Nígbà tí àwọn tí ó ńkọ́ Ifá sórí bá mọ̀ pé wọ́n lè ka Odù Ifá nínú ìwé, mo rò pé yóò ṣí wọn lórí láti kọ́ ìwé kíkà, àti láti fi ọ̀rọ̀ inú Bíbélì wé ti Odù Ifá. Wọn yóò sì rí èyí tí ó sàn jù fún ara wọn.

I believe that when rote learners of Ifá stories discover that they can read the Odù in a book, they will seek literacy eagerly, gain the capacity to compare the Bible to Ifá stories, and discover on their own the merit of the superior text. (ibid)

By casting Ifá stories in a comparatively permanent medium, Christian workers would be creating a self-reflection apparatus for the literate nonbeliever.

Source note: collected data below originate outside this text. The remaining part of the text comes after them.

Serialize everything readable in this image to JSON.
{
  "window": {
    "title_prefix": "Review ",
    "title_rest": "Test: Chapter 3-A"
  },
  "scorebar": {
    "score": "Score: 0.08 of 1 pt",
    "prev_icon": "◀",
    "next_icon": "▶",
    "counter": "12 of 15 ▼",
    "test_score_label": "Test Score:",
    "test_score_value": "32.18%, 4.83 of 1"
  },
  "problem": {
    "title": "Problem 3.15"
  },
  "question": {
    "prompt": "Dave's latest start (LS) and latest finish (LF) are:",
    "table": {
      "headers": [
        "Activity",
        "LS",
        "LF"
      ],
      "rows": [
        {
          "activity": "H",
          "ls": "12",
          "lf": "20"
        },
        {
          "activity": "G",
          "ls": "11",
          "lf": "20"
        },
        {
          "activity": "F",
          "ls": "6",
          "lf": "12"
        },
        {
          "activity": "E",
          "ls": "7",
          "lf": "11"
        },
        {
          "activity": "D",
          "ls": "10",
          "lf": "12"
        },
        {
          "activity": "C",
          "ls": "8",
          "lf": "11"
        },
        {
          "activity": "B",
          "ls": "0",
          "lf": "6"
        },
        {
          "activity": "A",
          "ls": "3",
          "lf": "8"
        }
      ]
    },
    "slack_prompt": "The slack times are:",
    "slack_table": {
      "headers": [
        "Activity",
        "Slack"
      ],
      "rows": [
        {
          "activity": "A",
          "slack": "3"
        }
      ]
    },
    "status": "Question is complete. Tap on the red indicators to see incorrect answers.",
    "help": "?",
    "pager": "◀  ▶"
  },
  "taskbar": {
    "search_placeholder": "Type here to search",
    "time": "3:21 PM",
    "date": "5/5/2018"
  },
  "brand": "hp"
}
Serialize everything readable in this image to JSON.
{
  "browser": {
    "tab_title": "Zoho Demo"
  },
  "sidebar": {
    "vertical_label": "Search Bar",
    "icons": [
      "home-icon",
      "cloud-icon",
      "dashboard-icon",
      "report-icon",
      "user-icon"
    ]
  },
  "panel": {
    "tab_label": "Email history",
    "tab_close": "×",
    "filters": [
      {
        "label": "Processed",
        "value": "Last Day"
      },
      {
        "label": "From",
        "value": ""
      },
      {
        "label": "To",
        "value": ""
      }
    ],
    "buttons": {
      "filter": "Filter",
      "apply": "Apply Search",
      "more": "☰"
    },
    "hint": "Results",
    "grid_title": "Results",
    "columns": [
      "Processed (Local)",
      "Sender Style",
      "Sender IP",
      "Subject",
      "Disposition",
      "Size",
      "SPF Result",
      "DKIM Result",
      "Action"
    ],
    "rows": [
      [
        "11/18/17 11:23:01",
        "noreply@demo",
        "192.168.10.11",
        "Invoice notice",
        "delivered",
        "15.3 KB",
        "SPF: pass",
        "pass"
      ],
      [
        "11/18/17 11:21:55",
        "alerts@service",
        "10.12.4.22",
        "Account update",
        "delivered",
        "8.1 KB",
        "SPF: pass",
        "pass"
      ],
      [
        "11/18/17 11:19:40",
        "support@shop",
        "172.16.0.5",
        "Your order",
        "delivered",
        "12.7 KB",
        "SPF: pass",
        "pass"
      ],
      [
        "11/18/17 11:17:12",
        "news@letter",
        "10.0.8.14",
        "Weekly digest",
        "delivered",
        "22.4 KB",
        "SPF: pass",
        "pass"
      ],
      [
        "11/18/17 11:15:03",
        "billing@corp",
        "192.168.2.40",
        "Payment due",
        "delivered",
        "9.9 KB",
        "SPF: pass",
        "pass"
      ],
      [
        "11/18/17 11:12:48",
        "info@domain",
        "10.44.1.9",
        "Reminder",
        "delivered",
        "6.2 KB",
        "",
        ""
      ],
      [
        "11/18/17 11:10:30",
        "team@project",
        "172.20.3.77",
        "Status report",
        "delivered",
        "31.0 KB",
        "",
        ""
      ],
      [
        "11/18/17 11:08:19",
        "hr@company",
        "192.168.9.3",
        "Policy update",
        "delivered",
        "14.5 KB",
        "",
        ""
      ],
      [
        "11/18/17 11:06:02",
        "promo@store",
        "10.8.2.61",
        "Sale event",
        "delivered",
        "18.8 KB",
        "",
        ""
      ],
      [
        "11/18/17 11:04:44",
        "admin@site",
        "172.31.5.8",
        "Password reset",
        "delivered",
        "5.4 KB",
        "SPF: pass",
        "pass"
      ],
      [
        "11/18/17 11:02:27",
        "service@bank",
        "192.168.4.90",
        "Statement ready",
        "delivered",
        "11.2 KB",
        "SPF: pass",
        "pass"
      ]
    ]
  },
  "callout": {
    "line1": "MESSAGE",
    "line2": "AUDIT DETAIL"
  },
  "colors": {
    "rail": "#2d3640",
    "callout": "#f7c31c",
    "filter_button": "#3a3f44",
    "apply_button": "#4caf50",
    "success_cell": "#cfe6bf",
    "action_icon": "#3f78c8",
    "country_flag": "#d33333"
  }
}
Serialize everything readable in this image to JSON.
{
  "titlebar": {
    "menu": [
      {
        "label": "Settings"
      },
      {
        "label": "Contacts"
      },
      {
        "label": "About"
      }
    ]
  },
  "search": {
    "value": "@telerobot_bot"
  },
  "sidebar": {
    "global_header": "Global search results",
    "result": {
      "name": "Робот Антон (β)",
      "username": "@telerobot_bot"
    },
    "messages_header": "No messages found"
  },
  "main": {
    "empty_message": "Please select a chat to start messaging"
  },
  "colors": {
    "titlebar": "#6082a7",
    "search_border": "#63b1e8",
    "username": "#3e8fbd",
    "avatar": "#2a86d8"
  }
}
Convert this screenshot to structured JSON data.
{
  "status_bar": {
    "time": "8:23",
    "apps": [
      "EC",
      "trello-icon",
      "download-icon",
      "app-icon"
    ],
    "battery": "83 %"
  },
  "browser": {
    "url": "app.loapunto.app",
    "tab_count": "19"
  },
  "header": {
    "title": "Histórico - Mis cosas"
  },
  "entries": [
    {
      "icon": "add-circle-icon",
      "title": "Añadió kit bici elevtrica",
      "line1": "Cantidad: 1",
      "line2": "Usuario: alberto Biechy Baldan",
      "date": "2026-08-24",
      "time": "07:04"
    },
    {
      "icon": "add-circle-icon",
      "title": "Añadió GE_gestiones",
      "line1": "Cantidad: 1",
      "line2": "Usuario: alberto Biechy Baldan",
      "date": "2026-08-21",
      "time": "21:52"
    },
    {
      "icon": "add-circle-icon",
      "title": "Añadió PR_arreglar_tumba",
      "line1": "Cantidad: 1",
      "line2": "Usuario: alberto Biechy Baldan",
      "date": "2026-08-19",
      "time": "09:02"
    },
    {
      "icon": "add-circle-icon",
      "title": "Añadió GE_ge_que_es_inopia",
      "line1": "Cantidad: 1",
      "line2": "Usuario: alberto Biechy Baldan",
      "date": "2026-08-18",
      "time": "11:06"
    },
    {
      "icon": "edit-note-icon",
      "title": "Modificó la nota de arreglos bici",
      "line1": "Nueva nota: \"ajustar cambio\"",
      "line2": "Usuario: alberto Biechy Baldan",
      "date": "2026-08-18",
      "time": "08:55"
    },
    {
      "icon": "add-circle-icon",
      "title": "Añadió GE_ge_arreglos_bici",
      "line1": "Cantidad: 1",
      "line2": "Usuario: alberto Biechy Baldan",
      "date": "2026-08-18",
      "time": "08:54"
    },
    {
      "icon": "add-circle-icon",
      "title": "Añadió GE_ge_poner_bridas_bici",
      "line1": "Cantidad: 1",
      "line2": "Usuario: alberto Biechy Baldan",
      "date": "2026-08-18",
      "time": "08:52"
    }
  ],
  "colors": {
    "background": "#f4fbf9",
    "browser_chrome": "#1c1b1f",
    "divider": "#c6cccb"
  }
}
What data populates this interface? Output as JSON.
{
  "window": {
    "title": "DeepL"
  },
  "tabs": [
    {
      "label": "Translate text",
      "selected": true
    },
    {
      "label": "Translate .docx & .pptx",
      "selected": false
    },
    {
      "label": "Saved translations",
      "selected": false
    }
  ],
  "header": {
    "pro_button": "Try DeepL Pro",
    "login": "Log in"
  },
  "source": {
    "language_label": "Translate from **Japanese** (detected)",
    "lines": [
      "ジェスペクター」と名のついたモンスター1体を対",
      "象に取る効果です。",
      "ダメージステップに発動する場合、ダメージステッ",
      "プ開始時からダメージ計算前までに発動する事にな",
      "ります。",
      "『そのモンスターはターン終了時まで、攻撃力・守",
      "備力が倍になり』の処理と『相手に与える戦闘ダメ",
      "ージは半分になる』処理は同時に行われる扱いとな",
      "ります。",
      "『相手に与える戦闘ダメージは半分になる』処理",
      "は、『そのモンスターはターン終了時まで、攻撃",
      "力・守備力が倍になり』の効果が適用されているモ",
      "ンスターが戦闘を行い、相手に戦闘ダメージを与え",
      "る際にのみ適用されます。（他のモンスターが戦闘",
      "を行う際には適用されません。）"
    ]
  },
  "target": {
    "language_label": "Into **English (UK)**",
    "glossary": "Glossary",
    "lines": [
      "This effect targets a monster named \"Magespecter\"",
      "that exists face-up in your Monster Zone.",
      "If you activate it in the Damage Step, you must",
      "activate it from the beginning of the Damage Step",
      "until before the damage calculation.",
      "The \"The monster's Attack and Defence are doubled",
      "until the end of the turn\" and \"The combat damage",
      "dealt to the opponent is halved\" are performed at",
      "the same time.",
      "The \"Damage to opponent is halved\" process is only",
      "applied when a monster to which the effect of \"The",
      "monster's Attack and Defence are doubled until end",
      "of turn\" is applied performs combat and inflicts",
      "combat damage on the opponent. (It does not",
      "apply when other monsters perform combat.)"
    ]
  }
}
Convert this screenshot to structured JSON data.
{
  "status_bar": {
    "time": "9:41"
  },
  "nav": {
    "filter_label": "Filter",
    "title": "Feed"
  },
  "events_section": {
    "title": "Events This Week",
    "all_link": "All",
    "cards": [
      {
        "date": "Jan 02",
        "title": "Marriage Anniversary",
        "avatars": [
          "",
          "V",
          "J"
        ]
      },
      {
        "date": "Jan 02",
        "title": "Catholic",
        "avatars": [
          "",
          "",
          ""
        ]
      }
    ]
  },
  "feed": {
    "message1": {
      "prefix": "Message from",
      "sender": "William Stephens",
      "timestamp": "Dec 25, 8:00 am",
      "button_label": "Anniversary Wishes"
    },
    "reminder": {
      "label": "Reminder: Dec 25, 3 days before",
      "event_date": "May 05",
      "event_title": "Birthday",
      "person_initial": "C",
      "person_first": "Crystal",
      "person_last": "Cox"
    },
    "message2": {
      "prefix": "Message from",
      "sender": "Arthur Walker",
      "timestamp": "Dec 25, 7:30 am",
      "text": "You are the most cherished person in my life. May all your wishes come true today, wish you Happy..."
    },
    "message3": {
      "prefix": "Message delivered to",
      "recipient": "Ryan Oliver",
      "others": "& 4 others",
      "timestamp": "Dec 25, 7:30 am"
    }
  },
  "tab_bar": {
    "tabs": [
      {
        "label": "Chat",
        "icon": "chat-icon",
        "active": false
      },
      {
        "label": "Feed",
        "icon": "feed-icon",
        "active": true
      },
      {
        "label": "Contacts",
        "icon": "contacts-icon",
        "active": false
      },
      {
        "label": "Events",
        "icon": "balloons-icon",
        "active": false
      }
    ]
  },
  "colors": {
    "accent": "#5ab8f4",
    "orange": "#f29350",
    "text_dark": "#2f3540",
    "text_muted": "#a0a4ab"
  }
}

It would become a tool with which to critically examine thought spheres hitherto controlled by the guild of divination priests (the babalawo).

Taking divination stories to be Ifá’s main tool of mind control, Bishop Phillips recommended print dissemination of these narratives as a means of freeing up the critical faculty of non-Christians against the shroud of secrecy (awo), with which Ifá priests have deceived Yorùbá people through the ages.

Print technology, he thought, would separate awo from its curators (babalawo).

For Bishop Phillips, the deep secret of pre-Christian Yorùbá worship lay not in sculptured icons but in the reasoning that inspires divination stories.

The theological errors of Yorùbá religion could be easily pointed out if the stories are converted to portable packages comparable to the Bible, the only book authored by the true God. 

In a palpable, scripted shape indigenous religious thought could be quoted, disputed, and its false teaching exposed.”